Getting back to implementation of ideas this post helps to understand the relation between workflow and product roadmap and the planning process of a product roadmap.
Workflow and product roadmap
Let’s continue our journey of delivering a product from an idea. In the previous post we discussed the aim of writing a Concept Document. When the major problems, users and scenarios are identified, we can move on to the next level, where we try to conceptualize the product by describing the possible user workflows and use cases. It requires a more exact definition of roles of the possible users and the activities associated with these roles. We don't ask you to write down all possible use cases in this phase of the project. The most important use cases, those that 90% of users will do with the app, need to be described. Use cases must address the problem(s) identified in the concept document.

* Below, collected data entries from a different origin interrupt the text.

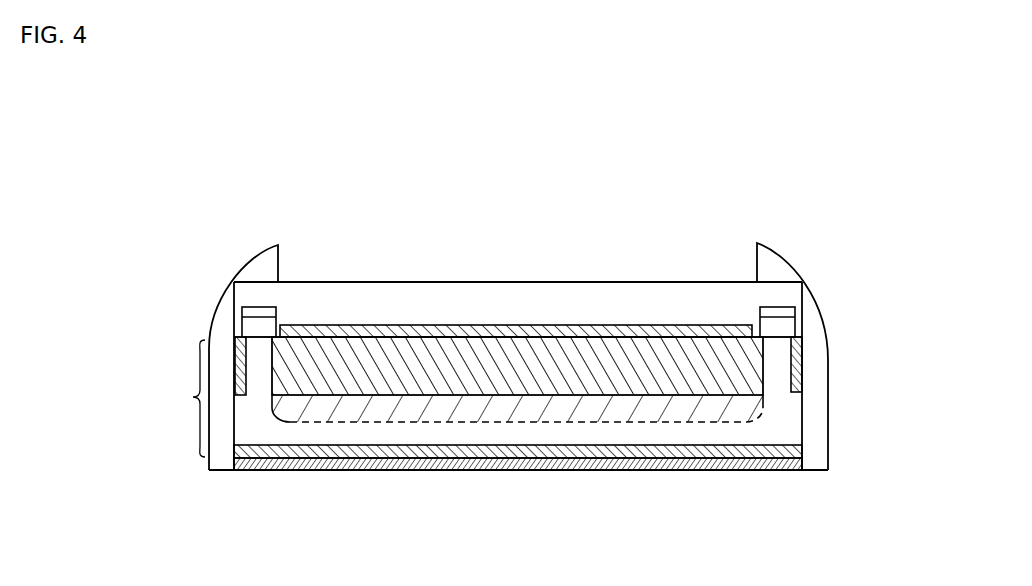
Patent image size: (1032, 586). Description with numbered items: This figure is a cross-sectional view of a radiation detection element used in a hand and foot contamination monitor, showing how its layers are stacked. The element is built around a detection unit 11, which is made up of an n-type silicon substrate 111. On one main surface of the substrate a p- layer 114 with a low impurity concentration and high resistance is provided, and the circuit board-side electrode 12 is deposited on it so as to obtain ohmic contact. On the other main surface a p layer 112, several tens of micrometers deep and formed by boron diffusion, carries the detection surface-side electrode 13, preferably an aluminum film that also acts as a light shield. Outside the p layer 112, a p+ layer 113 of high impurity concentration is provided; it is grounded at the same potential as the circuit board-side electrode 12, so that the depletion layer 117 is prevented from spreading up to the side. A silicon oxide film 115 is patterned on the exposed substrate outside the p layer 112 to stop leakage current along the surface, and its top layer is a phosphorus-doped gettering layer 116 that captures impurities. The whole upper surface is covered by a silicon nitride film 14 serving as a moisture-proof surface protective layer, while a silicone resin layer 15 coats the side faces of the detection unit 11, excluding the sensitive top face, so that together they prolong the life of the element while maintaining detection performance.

The detection unit 11 is at (193, 397).
The n-type silicon substrate 111 is at (702, 436).
The p layer 112 is at (320, 357).
The p+ layer 113 is at (236, 350).
The p- layer 114 is at (308, 472).
The silicon oxide film 115 is at (760, 325).
The gettering layer 116 is at (792, 292).
The depletion layer 117 is at (547, 410).
The circuit board-side electrode 12 is at (438, 468).
The detection surface-side electrode 13 is at (462, 327).
The silicon nitride film 14 is at (572, 297).
The silicone resin layer 15 is at (813, 430).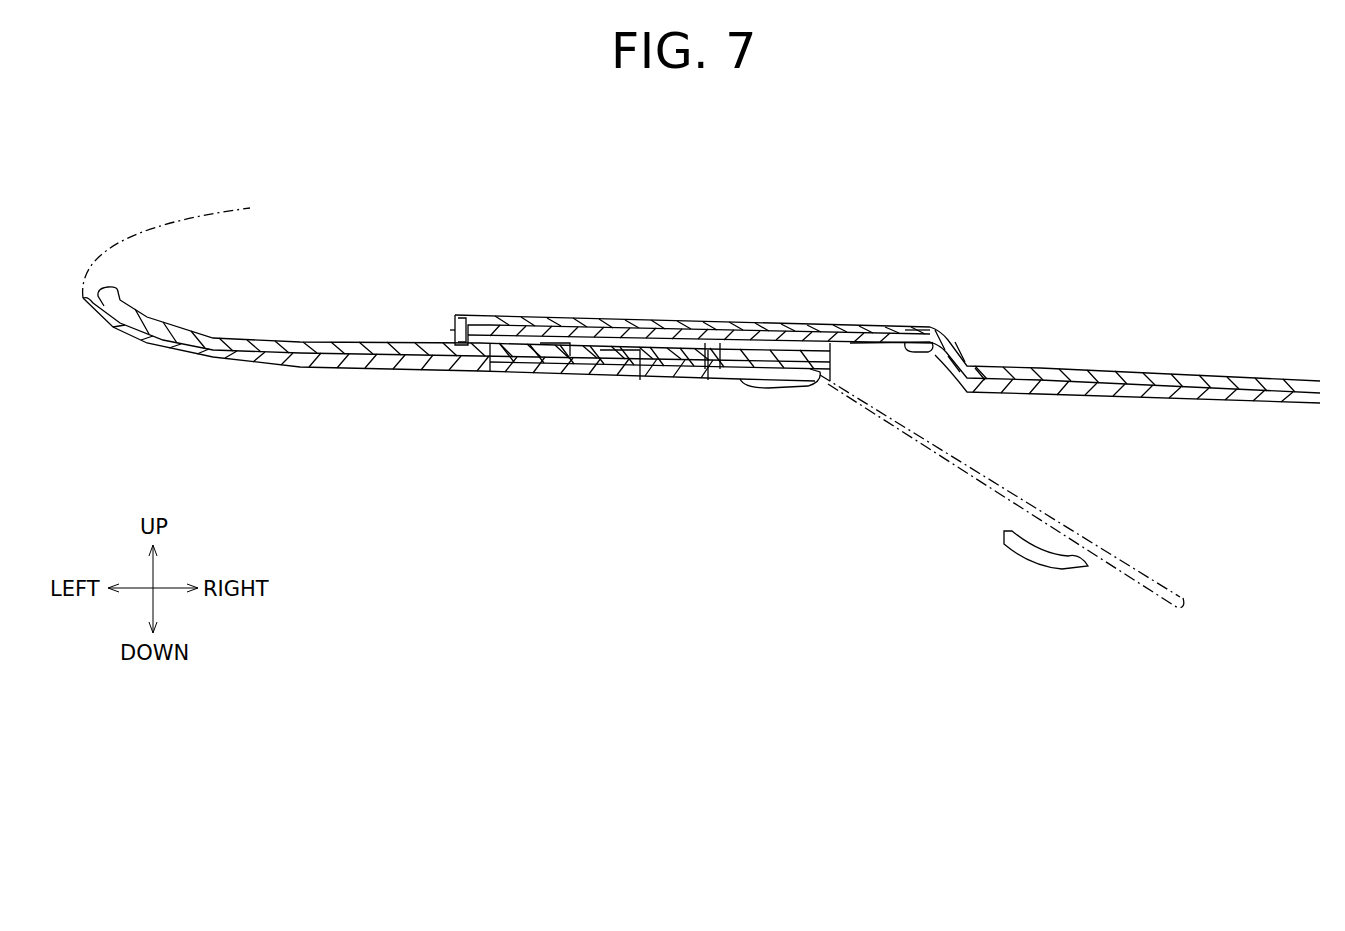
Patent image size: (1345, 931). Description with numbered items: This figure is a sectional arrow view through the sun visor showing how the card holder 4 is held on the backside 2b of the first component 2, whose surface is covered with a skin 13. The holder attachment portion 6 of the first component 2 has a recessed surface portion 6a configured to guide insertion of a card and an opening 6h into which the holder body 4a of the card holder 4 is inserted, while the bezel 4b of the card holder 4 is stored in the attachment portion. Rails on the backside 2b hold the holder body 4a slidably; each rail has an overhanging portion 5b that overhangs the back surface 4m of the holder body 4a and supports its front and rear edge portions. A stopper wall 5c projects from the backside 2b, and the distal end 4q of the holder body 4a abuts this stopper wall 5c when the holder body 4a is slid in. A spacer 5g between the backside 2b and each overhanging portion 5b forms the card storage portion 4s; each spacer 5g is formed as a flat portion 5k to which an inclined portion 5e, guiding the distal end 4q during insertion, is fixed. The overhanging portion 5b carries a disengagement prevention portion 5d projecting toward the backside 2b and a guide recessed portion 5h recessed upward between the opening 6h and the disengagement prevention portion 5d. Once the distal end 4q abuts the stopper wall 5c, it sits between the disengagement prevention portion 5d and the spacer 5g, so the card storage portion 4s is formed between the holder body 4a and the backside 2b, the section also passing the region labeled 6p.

The first component 2 is at (305, 330).
The backside of the first component 2b is at (678, 350).
The skin 13 is at (388, 373).
The card holder 4 is at (1050, 505).
The holder body 4a is at (585, 345).
The bezel 4b is at (782, 396).
The back surface of the holder body 4m is at (620, 350).
The distal end of the holder body 4q is at (452, 331).
The card storage portion 4s is at (705, 372).
The overhanging portion 5b is at (738, 327).
The stopper wall 5c is at (455, 320).
The disengagement prevention portion 5d is at (518, 325).
The inclined portion 5e is at (553, 341).
The spacer 5g is at (490, 360).
The guide recessed portion 5h is at (640, 372).
The flat portion 5k is at (468, 318).
The holder attachment portion 6 is at (850, 352).
The recessed surface portion 6a is at (960, 360).
The opening 6h is at (845, 342).
The weather strip protrusion 6p is at (920, 328).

Although there are many great tools and methods for writing use cases and creating UML documents, we don't ask clients to learn all these from scratch or be able to do them at a professional level. We asked M and L to choose a tool they prefer to use (can be a pen or a sheet of paper, or any available drawing tool) and write a basic flowchart that describes the possible use cases.

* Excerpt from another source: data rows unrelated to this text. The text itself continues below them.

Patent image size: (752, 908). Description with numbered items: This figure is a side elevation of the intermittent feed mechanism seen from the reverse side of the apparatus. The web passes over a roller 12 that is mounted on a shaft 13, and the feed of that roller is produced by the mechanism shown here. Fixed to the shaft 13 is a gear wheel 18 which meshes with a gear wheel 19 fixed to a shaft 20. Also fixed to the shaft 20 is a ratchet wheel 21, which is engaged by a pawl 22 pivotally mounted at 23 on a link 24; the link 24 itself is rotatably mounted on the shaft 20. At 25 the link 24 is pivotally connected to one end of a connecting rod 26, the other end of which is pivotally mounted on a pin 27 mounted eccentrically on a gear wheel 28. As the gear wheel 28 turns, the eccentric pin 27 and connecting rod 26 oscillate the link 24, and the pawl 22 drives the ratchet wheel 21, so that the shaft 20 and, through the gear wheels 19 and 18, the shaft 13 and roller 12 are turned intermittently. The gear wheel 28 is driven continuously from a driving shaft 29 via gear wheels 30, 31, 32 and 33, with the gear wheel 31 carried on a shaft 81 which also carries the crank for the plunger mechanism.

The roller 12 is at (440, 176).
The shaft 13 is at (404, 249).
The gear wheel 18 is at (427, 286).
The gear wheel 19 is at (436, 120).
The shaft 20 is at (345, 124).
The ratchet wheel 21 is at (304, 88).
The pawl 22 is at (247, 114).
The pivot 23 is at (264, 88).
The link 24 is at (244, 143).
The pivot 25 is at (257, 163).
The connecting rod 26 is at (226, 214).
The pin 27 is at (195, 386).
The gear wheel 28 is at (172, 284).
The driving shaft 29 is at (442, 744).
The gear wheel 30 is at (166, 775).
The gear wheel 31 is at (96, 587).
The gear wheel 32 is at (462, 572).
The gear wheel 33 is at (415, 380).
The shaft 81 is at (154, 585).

At this point the application will also have a feature list. We asked M and L to collect all features that the application must have, should have and would be nice to have. This can be a long list of features and it will be the basis of prioritizing what to develop first.
Product Roadmap planning
When we have this list, we can start working on the product roadmap document which describes a desired velocity of the development, the main milestones and its scope. For optimal user experience and for an actual proof of concept that our idea is implementable, it is advised to create an early prototype for the core features.
After prototyping, we plan an alpha release for internal testing, a beta release for external (real user) testing, and then the Minimum Viable Product that will actually hit the market. The Minimum Viable Product (MVP) does not mean Minimum Feature Product, it has to be a fully functional product even if it has only one job to do right. The success or failure of the MVP will determine whether further development for a Full Featured Product is possible.

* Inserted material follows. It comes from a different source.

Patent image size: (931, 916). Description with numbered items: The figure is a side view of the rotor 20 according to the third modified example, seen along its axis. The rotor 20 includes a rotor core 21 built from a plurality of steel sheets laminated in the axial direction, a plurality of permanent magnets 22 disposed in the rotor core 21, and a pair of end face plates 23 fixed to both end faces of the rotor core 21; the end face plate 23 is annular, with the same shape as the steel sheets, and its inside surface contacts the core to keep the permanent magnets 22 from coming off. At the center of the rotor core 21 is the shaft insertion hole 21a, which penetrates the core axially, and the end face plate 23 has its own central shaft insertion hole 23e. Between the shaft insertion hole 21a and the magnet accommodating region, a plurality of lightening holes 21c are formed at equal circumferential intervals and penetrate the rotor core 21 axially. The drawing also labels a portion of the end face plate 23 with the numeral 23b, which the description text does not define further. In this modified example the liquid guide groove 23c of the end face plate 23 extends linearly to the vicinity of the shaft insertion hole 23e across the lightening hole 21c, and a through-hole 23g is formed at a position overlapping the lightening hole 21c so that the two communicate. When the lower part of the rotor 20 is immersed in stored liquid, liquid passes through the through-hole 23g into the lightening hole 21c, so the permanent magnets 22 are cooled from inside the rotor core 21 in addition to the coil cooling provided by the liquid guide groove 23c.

Together with M and L, we sat down and started to prioritize the features. Which needed to be tested in the prototype? What should be included in the alpha and beta releases? And the key question: what are the features that have to be included in the MVP? This is the hardest part, because usually clients want to have them all, otherwise their product seemingly would not be unique and couldn't compete with existing solutions. But what if the client made a few wrong decisions and did not choose the right features? This is where agile software development methodology [we use Scrum] can help startups. Without going into the details in this post, Scrum allows clients to be flexible during development. The time and resources are fixed, but the features might change while reaching MVP.